November! The king of months!

I got a an email and poem from the poet Dr. Andy Jones, my friend, a writing/english prof over at UC Davis, host of a poetry radio show on KDVS (Google 'Dr. Andy, KDVS' - it's a cool show and there's archives), and a co-host of the Bistro 33 reading series here in Davis, California. He responds to yesterday's post, which you can scroll down to read.



Dr. Andy Jones


Hi James,

    Happy November to you and yours. Thanks for posting that Tom Goff poem "Still Fresh Before All These Years." Like so many, I'm writing a poem a day for November, and my first poem, "Cell Story," written while the kids were watching Caillou during our spare hour provided by the changing clocks, responds in its way to the Goff poem. As it is so fresh, I don't know yet if it's any good, but I nevertheless feel obligated to share it with you.

Andy


Cell Story
 
Without slime we would have become nothing.
Moist and antediluvian fecundity
Gave our splitting cells something to embrace,
 
A song to sing before there was music.
Green buds of goop took a billion years
To grow a brain and dexterous limbs.
 
Praise be to that crucial creature,
The bee, who added one stripe
Every millennium, and soon provided color
 
To widen our palate.
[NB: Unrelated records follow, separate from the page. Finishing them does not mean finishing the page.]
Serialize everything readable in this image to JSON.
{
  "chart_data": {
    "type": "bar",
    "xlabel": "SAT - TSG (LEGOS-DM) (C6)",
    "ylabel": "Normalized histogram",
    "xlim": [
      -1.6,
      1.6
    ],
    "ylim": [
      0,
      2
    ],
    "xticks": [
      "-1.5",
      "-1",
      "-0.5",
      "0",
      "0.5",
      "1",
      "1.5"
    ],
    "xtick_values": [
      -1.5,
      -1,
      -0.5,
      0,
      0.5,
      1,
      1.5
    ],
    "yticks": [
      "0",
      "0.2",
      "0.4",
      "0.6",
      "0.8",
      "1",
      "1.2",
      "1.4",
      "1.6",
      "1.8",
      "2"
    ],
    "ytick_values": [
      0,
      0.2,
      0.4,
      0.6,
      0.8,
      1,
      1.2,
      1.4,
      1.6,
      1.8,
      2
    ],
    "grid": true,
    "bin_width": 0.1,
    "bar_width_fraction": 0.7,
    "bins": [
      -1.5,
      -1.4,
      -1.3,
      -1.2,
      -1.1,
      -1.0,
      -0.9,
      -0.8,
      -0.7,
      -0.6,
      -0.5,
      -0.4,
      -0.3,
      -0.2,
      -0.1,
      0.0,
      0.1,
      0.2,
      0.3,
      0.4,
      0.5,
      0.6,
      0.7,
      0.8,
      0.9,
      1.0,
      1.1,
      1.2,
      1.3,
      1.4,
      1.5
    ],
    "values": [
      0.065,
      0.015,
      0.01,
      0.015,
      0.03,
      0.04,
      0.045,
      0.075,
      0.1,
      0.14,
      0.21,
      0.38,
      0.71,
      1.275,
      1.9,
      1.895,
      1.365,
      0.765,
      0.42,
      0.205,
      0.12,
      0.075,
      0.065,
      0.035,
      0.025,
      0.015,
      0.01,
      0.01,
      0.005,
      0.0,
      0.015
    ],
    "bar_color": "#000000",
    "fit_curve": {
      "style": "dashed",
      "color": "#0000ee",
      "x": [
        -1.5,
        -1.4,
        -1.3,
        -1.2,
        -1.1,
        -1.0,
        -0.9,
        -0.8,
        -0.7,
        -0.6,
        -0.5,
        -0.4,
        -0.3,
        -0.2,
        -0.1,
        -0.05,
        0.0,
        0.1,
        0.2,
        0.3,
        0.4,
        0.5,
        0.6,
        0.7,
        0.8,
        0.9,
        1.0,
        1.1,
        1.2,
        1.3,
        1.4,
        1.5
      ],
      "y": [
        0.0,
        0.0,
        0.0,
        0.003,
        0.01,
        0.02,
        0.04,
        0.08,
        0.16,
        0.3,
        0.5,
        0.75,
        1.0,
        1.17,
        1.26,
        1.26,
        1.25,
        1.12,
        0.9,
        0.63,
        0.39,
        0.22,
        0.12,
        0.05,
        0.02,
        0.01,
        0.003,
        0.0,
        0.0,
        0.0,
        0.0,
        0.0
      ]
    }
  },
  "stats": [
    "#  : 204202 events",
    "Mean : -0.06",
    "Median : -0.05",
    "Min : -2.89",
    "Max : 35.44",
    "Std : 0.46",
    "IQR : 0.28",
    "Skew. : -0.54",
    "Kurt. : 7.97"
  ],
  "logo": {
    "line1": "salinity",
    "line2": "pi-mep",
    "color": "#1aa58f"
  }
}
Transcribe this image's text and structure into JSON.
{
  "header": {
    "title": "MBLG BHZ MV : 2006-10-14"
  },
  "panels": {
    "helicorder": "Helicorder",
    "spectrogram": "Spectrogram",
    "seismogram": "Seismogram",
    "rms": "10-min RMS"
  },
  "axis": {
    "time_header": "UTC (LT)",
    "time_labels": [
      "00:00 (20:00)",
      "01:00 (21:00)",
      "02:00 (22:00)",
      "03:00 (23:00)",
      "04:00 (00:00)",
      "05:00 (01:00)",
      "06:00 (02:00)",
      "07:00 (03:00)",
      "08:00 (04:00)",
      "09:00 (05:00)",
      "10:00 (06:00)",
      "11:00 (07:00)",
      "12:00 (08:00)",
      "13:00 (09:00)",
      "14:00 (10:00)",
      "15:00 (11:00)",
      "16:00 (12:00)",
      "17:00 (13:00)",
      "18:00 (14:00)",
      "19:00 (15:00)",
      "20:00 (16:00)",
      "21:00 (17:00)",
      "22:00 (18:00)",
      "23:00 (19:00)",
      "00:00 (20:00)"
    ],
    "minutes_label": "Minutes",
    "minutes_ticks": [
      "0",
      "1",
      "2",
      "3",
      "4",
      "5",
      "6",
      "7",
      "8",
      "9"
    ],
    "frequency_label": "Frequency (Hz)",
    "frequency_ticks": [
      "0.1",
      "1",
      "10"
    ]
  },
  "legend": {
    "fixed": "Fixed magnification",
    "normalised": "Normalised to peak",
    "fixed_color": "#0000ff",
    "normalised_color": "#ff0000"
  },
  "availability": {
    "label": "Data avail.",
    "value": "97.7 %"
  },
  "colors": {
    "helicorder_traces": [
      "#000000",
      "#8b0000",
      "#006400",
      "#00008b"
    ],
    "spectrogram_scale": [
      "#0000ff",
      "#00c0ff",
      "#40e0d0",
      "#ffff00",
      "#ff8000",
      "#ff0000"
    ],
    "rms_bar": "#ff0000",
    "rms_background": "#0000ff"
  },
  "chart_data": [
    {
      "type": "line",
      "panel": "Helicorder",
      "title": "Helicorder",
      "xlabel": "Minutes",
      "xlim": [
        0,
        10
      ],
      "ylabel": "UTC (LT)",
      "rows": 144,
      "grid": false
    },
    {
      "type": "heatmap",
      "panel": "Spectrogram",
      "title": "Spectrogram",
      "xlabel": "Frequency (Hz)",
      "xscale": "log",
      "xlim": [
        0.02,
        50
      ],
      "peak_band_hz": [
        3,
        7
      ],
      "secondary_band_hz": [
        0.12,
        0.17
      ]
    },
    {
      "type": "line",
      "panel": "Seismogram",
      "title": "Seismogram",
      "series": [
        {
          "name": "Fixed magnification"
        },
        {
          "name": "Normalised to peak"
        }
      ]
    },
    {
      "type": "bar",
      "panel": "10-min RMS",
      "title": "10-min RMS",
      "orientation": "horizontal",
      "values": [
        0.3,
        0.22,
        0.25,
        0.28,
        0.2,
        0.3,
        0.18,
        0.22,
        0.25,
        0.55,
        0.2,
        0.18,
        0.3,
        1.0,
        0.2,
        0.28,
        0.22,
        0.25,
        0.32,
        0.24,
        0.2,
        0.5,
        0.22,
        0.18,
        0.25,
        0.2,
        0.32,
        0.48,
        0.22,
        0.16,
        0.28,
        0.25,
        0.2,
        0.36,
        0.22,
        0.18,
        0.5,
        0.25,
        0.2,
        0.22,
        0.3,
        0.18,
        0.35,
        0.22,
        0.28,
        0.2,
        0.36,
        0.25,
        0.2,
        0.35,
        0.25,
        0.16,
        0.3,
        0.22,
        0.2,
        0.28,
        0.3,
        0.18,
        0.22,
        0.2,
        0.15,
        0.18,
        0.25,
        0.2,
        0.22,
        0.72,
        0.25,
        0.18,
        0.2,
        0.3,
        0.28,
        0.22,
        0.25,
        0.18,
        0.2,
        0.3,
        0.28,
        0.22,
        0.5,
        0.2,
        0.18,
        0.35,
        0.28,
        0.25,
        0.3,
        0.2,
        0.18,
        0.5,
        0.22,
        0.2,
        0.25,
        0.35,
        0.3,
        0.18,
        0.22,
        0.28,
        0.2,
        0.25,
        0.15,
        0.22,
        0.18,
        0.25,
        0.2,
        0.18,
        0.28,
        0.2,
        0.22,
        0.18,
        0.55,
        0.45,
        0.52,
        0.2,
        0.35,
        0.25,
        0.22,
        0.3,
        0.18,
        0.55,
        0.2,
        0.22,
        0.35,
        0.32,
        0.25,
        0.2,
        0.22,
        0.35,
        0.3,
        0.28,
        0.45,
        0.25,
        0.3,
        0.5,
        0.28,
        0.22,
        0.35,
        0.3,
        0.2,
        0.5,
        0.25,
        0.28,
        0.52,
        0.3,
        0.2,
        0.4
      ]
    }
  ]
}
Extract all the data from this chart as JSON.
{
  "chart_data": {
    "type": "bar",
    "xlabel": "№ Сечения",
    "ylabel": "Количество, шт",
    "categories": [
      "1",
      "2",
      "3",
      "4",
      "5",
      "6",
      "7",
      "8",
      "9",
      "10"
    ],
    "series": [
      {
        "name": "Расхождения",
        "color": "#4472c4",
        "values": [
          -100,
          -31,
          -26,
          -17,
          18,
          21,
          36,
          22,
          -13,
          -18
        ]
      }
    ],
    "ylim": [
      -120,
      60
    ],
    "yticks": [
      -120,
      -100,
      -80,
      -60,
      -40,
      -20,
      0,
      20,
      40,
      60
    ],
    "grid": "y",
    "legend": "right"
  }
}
All the best predators
Had their fun before we got here, takings risks
And eating creatures with long memories
 
Who seemed willing to avenge the pain
Upon us, screaming brachiators,
Until the elephants knocked down our trees.
 
We stumbled blinking upon the savannah,
Many of us to be quickly eaten so that
A few, you know the ones, could
 
Express an analogous hunger, an urge
To imagine, to create, to make,
As they say, something out of our lives
 
As we continue to stir, and bring to a boil,
And add ingredients to, and perhaps solidify
That cell-remembered ubiquitous gloop.
 
 


Sweet! Not only do I like it, but it ends with 'ubiquitous gloop.' Outstanding!